Q: There’s no doubt that with or without BSL, there will still be a stigma towards these types of dogs. What do you think pet owners can do, to help change the way people see their dogs – to be their best advocates?
LN: It’s also important for the human end of the leash to recognize that while reversing the ban is an important first step in changing stigma and bias, we, as dog owners and advocates still have quite a way to go. Following existing laws is one of the best ways we can continue to change the tides- not only for pit bulls, but for all dogs. Things like leash laws, vaccine requirements (Rabies) and poop scoop laws exist for reasons that do actually impact public safety, and we have a responsibility to all dogs to ensure more restrictive policies like BSL are not enacted as a result of irresponsible behavior in any way. The best way to advocate for dogs is by being a responsible dog owner. Ensure people see dogs, whether you own a pit bull-type or not, as safe companions through your actions. Be educated on current laws, read up on dog behavior. Hire a trainer if there are some things you and your dog could be better at. And always remember that your own behavior is as important as your dog’s.

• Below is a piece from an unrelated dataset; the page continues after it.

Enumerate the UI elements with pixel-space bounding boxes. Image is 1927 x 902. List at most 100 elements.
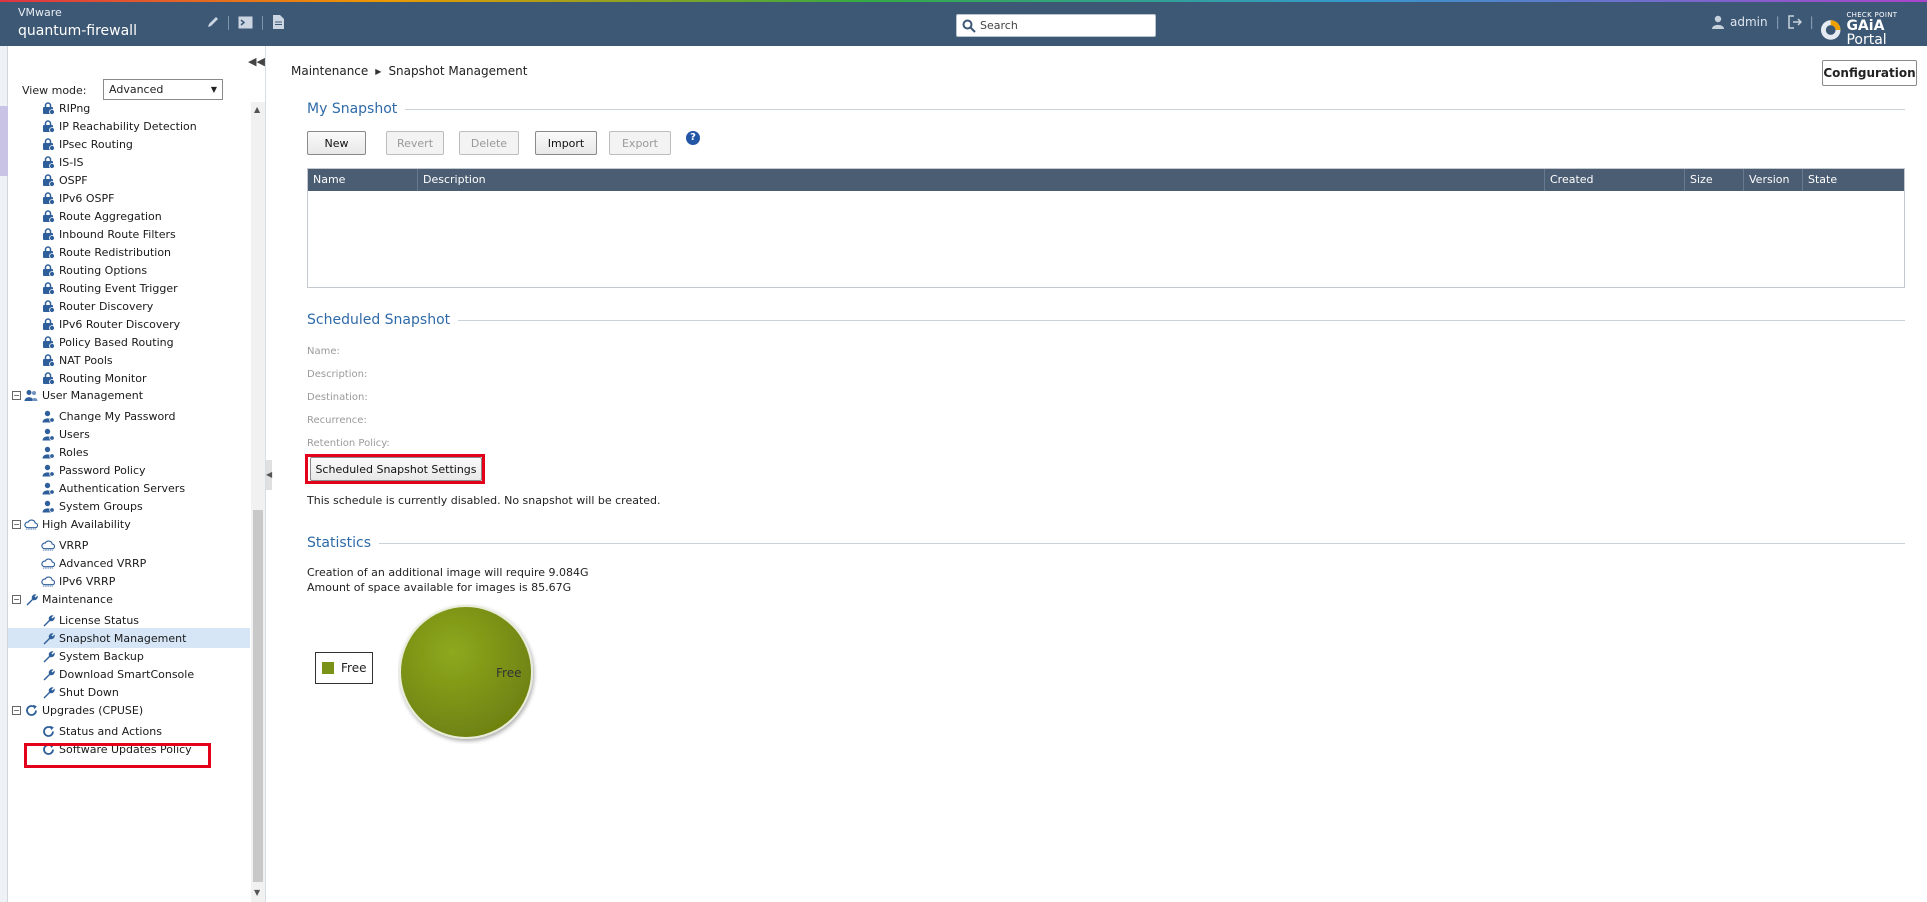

To learn more about behaviour and advocacy check out this free online course! https://lorinanan.com/where-advocacy-and-behavior-meet/
We would like to give a big thank you to Lori Nanan for taking the time to provide us with her expert opinion on BSL, dog behaviour and what to expect. So for anyone who's recently had BSL repealed in their city (or simply has a reactive dog) don't forget to:
Focus on slowly reintroducing your dog, and if BSL was just introduced, do try and continue socializing your dog with others. Setting up play dates with dogs in your immediate circle is always a good place to start!

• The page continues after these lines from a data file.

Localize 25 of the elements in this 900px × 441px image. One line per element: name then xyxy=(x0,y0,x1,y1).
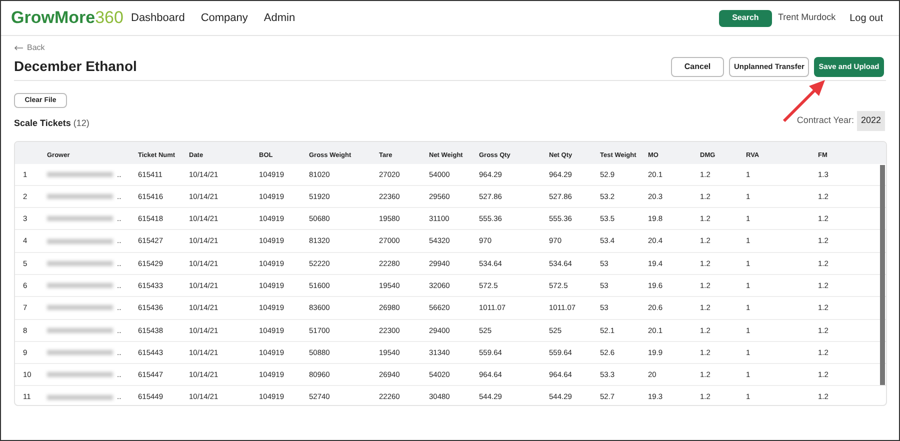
nav-link[interactable]: Company xyxy=(200,10,248,26)
blurred-name xyxy=(47,260,113,266)
user-name: Trent Murdock xyxy=(778,11,836,24)
blurred-name xyxy=(47,350,113,356)
search-button[interactable]: Search xyxy=(718,10,772,26)
cancel-button[interactable]: Cancel xyxy=(671,57,724,77)
blurred-name xyxy=(47,216,113,222)
blurred-name xyxy=(47,328,113,333)
blurred-name xyxy=(47,283,113,288)
blurred-name xyxy=(47,305,113,310)
nav-link[interactable]: Admin xyxy=(264,10,296,26)
blurred-name xyxy=(47,394,113,400)
blurred-name xyxy=(47,238,113,244)
page-title: December Ethanol xyxy=(14,57,137,76)
blurred-name xyxy=(47,194,113,199)
blurred-name xyxy=(47,372,113,378)
contract-year-value: 2022 xyxy=(856,111,885,130)
back-link[interactable]: Back xyxy=(14,42,45,54)
logout-link[interactable]: Log out xyxy=(850,10,883,26)
nav-link[interactable]: Dashboard xyxy=(131,10,185,26)
contract-year-label: Contract Year: xyxy=(796,114,854,127)
blurred-name xyxy=(47,172,113,177)
section-title: Scale Tickets (12) xyxy=(14,117,90,130)
logo[interactable]: GrowMore360 xyxy=(11,5,131,31)
left-arrow-icon xyxy=(14,45,23,51)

Don't be afraid to call in for some professional help if needed, in fact, we recommend it. (We can help you with this! https://www.ivyleaguedogs.ca/reactive-dogs )
Leash laws, vaccine requirements (Rabies) and poop scoop laws exist for reasons that do actually impact public safety, and it's our duty as pet guardians to follow these.
Keep a safe distance if your dog seems to be overly excited.
If on-leash meetings occur with your dog-friendly dog: do keep meetings short. 3-5 seconds to avoid over-excitement, try your best to avoid tangling leashes and happy talk the whole way through!
If your dog's reactivity is not a result from being socially frustrated but rather a dislike or fear of other dogs then long-term management and training are musts! Dont forget to keep high value treats on hands for all walks, to keep your distance and to continue moving. Once again, a qualified trainer can help you through this!
Lastly, your reactive dog isn't purposely giving you a hard time, he's not out to dominate you or embarass you, he's having a hard time.